A drug is developed that blocks angiogenesis. It will have the following effect(s) on cancer cells
Is this a complete question..?
OK, dolcevita, it helps if you post the options. It also helps if you also post what specifically about the problem you don't understand. The efficiency of anti-angiogenesis drugs in treating solid body tumors (i.e., the kinds of cancers which consist of lumps of cells as opposed to diffuse cancers like leukemia) is actually an incompletely understood and contentious subject.
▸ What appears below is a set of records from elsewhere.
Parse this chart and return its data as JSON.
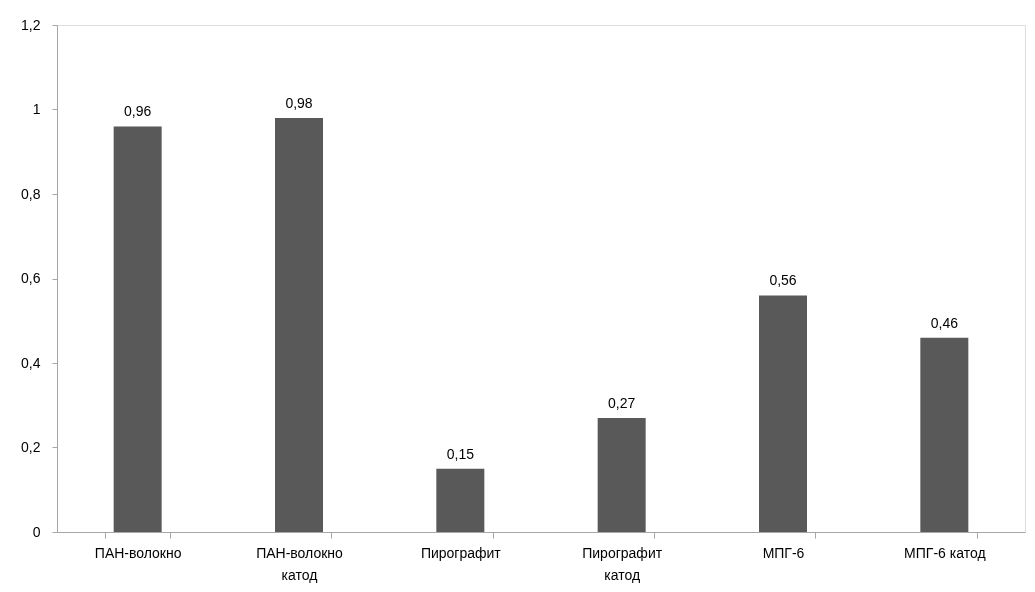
{
  "chart_data": {
    "type": "bar",
    "categories": [
      "ПАН-волокно",
      "ПАН-волокно катод",
      "Пирографит",
      "Пирографит катод",
      "МПГ-6",
      "МПГ-6 катод"
    ],
    "values": [
      0.96,
      0.98,
      0.15,
      0.27,
      0.56,
      0.46
    ],
    "value_labels": [
      "0,96",
      "0,98",
      "0,15",
      "0,27",
      "0,56",
      "0,46"
    ],
    "color": "#595959",
    "ylim": [
      0,
      1.2
    ],
    "yticks": [
      0,
      {
        "value": 0.2,
        "label": "0,2"
      },
      {
        "value": 0.4,
        "label": "0,4"
      },
      {
        "value": 0.6,
        "label": "0,6"
      },
      {
        "value": 0.8,
        "label": "0,8"
      },
      1,
      {
        "value": 1.2,
        "label": "1,2"
      }
    ],
    "grid": false
  }
}
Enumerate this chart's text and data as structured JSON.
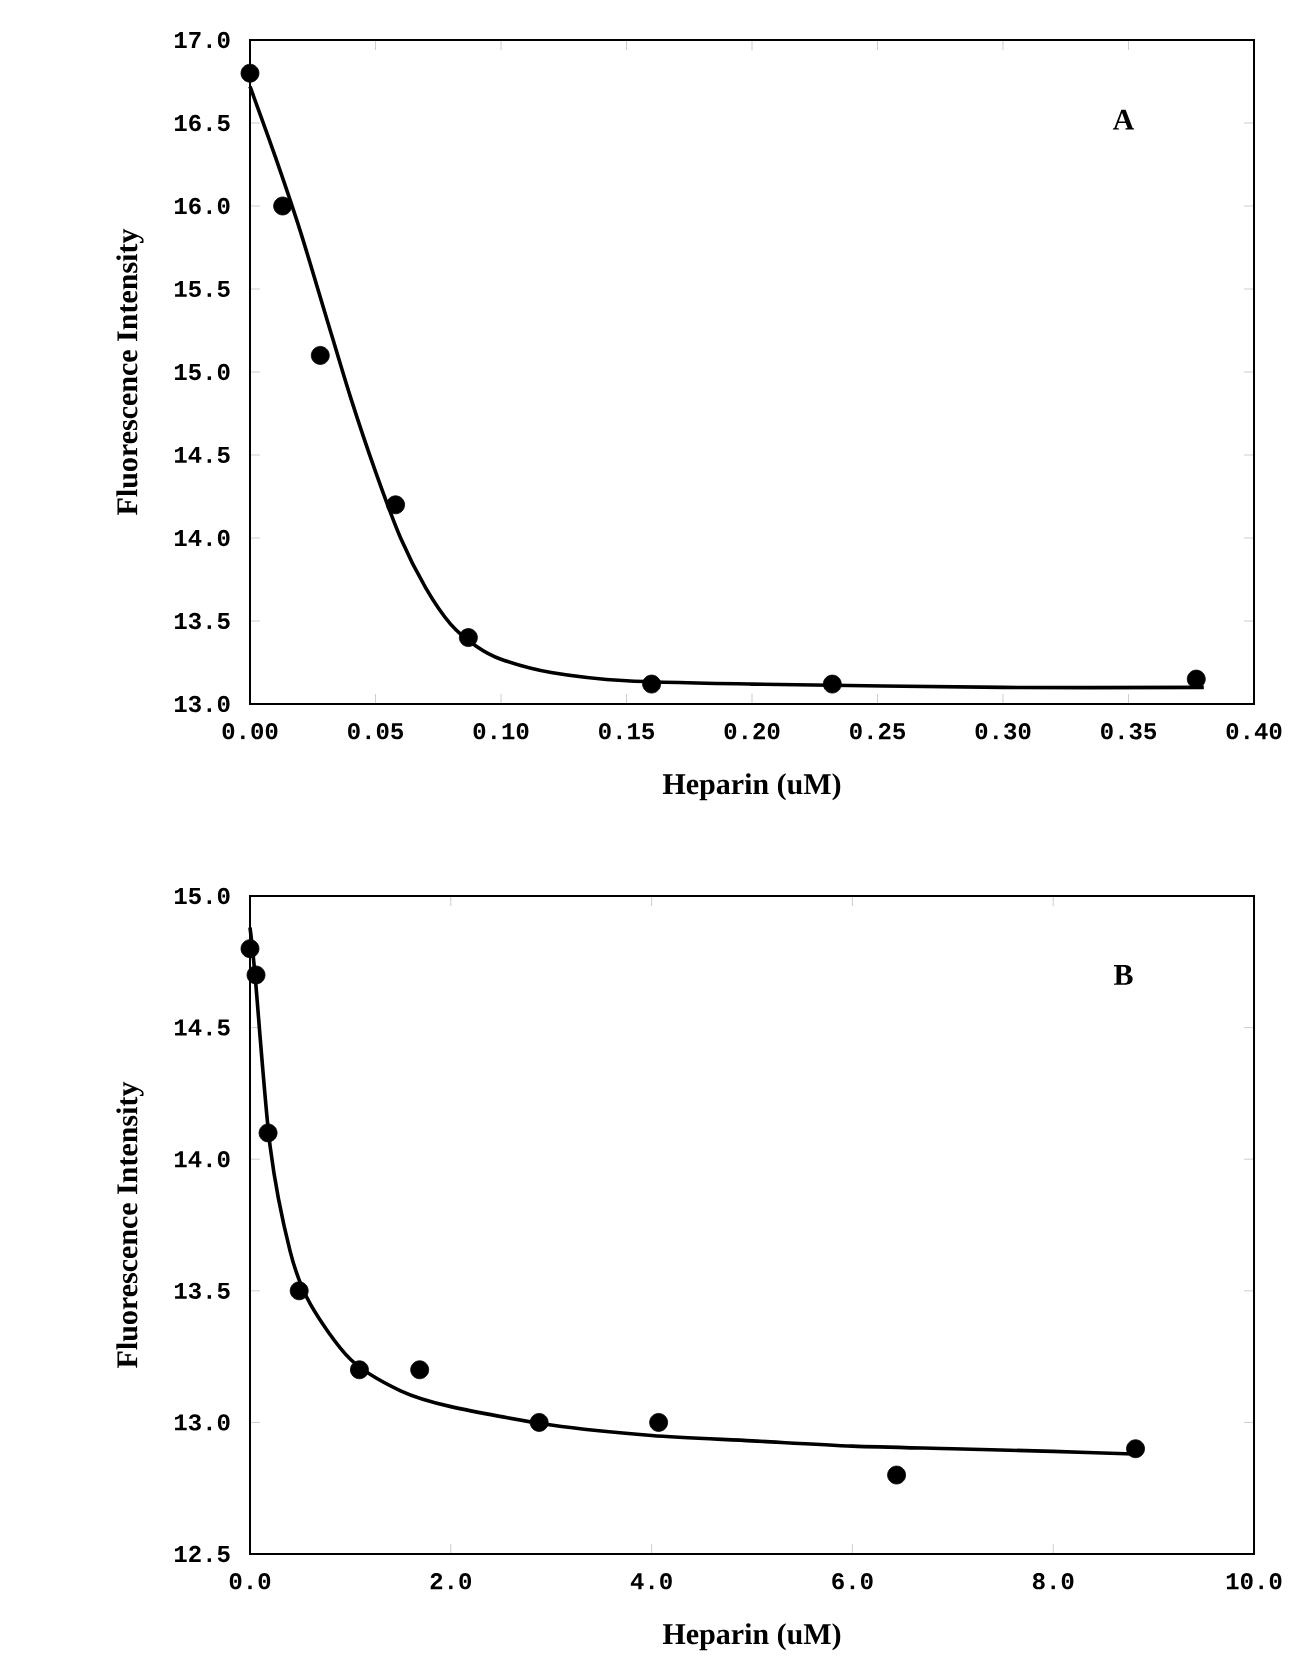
{
  "chart_data": [
    {
      "type": "scatter",
      "xlabel": "Heparin (uM)",
      "ylabel": "Fluorescence Intensity",
      "annotations": [
        "A"
      ],
      "xlim": [
        0,
        0.4
      ],
      "ylim": [
        13.0,
        17.0
      ],
      "xticks": [
        {
          "value": 0,
          "label": "0.00"
        },
        {
          "value": 0.05,
          "label": "0.05"
        },
        {
          "value": 0.1,
          "label": "0.10"
        },
        {
          "value": 0.15,
          "label": "0.15"
        },
        {
          "value": 0.2,
          "label": "0.20"
        },
        {
          "value": 0.25,
          "label": "0.25"
        },
        {
          "value": 0.3,
          "label": "0.30"
        },
        {
          "value": 0.35,
          "label": "0.35"
        },
        {
          "value": 0.4,
          "label": "0.40"
        }
      ],
      "yticks": [
        {
          "value": 13,
          "label": "13.0"
        },
        {
          "value": 13.5,
          "label": "13.5"
        },
        {
          "value": 14,
          "label": "14.0"
        },
        {
          "value": 14.5,
          "label": "14.5"
        },
        {
          "value": 15,
          "label": "15.0"
        },
        {
          "value": 15.5,
          "label": "15.5"
        },
        {
          "value": 16,
          "label": "16.0"
        },
        {
          "value": 16.5,
          "label": "16.5"
        },
        {
          "value": 17,
          "label": "17.0"
        }
      ],
      "series": [
        {
          "marker": "circle",
          "color": "#000000",
          "x": [
            0,
            0.013,
            0.028,
            0.058,
            0.087,
            0.16,
            0.232,
            0.377
          ],
          "values": [
            16.8,
            16.0,
            15.1,
            14.2,
            13.4,
            13.12,
            13.12,
            13.15
          ]
        },
        {
          "type": "line",
          "marker": "none",
          "line_style": "solid",
          "color": "#000000",
          "x": [
            0,
            0.01,
            0.02,
            0.03,
            0.04,
            0.05,
            0.06,
            0.07,
            0.08,
            0.09,
            0.1,
            0.12,
            0.15,
            0.2,
            0.3,
            0.38
          ],
          "values": [
            16.72,
            16.3,
            15.85,
            15.35,
            14.85,
            14.4,
            14.0,
            13.7,
            13.48,
            13.35,
            13.27,
            13.19,
            13.14,
            13.12,
            13.1,
            13.1
          ]
        }
      ]
    },
    {
      "type": "scatter",
      "xlabel": "Heparin  (uM)",
      "ylabel": "Fluorescence Intensity",
      "annotations": [
        "B"
      ],
      "xlim": [
        0,
        10
      ],
      "ylim": [
        12.5,
        15.0
      ],
      "xticks": [
        {
          "value": 0,
          "label": "0.0"
        },
        {
          "value": 2,
          "label": "2.0"
        },
        {
          "value": 4,
          "label": "4.0"
        },
        {
          "value": 6,
          "label": "6.0"
        },
        {
          "value": 8,
          "label": "8.0"
        },
        {
          "value": 10,
          "label": "10.0"
        }
      ],
      "yticks": [
        {
          "value": 12.5,
          "label": "12.5"
        },
        {
          "value": 13,
          "label": "13.0"
        },
        {
          "value": 13.5,
          "label": "13.5"
        },
        {
          "value": 14,
          "label": "14.0"
        },
        {
          "value": 14.5,
          "label": "14.5"
        },
        {
          "value": 15,
          "label": "15.0"
        }
      ],
      "series": [
        {
          "marker": "circle",
          "color": "#000000",
          "x": [
            0,
            0.06,
            0.18,
            0.49,
            1.09,
            1.69,
            2.88,
            4.07,
            6.44,
            8.82
          ],
          "values": [
            14.8,
            14.7,
            14.1,
            13.5,
            13.2,
            13.2,
            13.0,
            13.0,
            12.8,
            12.9
          ]
        },
        {
          "type": "line",
          "marker": "none",
          "line_style": "solid",
          "color": "#000000",
          "x": [
            0,
            0.05,
            0.2,
            0.4,
            0.6,
            1.0,
            1.5,
            2.0,
            3.0,
            4.0,
            5.0,
            6.0,
            7.0,
            8.0,
            8.8
          ],
          "values": [
            14.88,
            14.7,
            14.05,
            13.65,
            13.45,
            13.24,
            13.12,
            13.06,
            12.99,
            12.95,
            12.93,
            12.91,
            12.9,
            12.89,
            12.88
          ]
        }
      ]
    }
  ]
}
The cells in these tumors need oxygen and metabolites from the blood to grow and it has been shown that reducing the oxygen and nutrient supply to these tumors by decreasing blood flow decreases their overall cell proliferation rate. For that reason, anti-angiogensis drugs have long been given to cancer patients to slow the rate of tumor growth. The problem is, the patients who are given these drugs rarely survive longer than patients with the same cancers who are not given the treatment. In fact, many of them fare worse. Why is this? As it turns out, starving cancer cells of oxygen and nutrients by blocking their blood flow actually activates metastasic signalling pathways within the tumor itself: it senses that it has been challenged or reached the 'carrying capacity' of its host tissue early, so it focuses its energy not on growing itself but on seeding itself elsewhere in the body. Whoever came up with this question probably has no idea about this. The people who write multiple choice questions are usually five to ten years behind actual scientific thought. And as you haven't provided us with any multiple choice options, I don't know what the right answer is but I hope you find this helpful.